I used to associate that word with Oprah Winfrey or Bill Gates. But you can be a philanthropist, too. It isn't difficult. I did it by joining two dozen black women who had formed the African American Women's Giving Circle.
We are lawyers, college professors, nonprofit administrators, consultants and business owners who committed to donating $5,000 over two years to the circle. That's a pool of about $60,000 per year. It's not Oprah- or Gates-like money, but it can make a difference.
It's certainly made a difference in my life, by reminding me of my good fortune and allowing me to respond, with my Giving Circle sisters, to some of this city's enormous problems, particularly those confronting women and girls.
In the summer of 2004, a friend invited me to join the circle, which is sponsored by the Washington Area Women's Foundation. The timing was perfect. My son had recently graduated from college, and I had extra money that I could use to help women and children.
Before I joined the circle, I had managed to write relatively small checks to my church, to schools I am affiliated with and to nonprofits whose missions moved me.
The circle has encouraged me to do more. We didn't start by just handing out money. Over many months, the two dozen of us met to plan our giving for 2006. We gathered in homes, in offices or sometimes at a restaurant one of us owned, not unlike a book group or an investment club. It was important for us to come together as a group and to hear the ideas of each woman. We worked by consensus and were concerned about the relationships we built with one another.

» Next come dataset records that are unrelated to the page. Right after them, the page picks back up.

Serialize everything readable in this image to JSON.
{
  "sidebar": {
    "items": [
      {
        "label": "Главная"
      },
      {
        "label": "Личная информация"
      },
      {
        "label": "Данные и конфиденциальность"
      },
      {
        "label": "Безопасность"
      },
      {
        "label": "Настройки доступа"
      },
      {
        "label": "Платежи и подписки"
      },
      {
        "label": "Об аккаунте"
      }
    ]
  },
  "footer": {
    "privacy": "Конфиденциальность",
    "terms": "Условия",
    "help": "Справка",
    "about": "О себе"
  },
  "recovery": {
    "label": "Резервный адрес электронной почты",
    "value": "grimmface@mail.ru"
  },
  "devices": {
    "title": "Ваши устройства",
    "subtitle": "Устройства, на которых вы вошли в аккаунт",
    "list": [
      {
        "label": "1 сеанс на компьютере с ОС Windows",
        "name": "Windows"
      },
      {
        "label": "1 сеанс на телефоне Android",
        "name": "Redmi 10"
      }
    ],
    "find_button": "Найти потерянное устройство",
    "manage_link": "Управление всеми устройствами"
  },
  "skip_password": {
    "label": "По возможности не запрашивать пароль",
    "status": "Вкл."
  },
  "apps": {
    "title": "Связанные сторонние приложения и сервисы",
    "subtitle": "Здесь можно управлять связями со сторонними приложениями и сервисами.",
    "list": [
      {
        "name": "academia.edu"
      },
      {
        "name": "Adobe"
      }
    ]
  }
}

We were committed to connecting with black women and girls in our community struggling to make it. You cannot turn your heads from the need, we tell ourselves. As black women, we are so linked emotionally.
We decided to focus on nonprofit organizations working to effect change in one community and stay in the work for the long haul. We interviewed representatives of nonprofits to find the right fit. We'll do the same thing again this year.
In the end, last year we decided to give most our money to Facilitating Leadership in Youth, which works with about 40 young people living in the Barry Farm public housing community in Southeast. Our grant supports FLY's new mentoring program for girls, helping them build positive relationships with adults. Many of the girls are being raised by single mothers. Helping moms and kids is precious to me, as I am a single parent myself.
We donated a large portion of the money, $25,000, to FLY. That dwarfs the $50 or $100 checks any one of us might have written in the past. We have found great joy in the philanthropic experience. We're hardly alone. According to a study by New Ventures in Philanthropy, there are more than 220 giving circles around the country, and they have donated more than $44 million since 2000.
That's still not Oprah or Gates money, but it's a dramatic statement about the desire of people to help their communities. The African American Women's Giving Circle has taught me that giving generously is the most empowering act of all.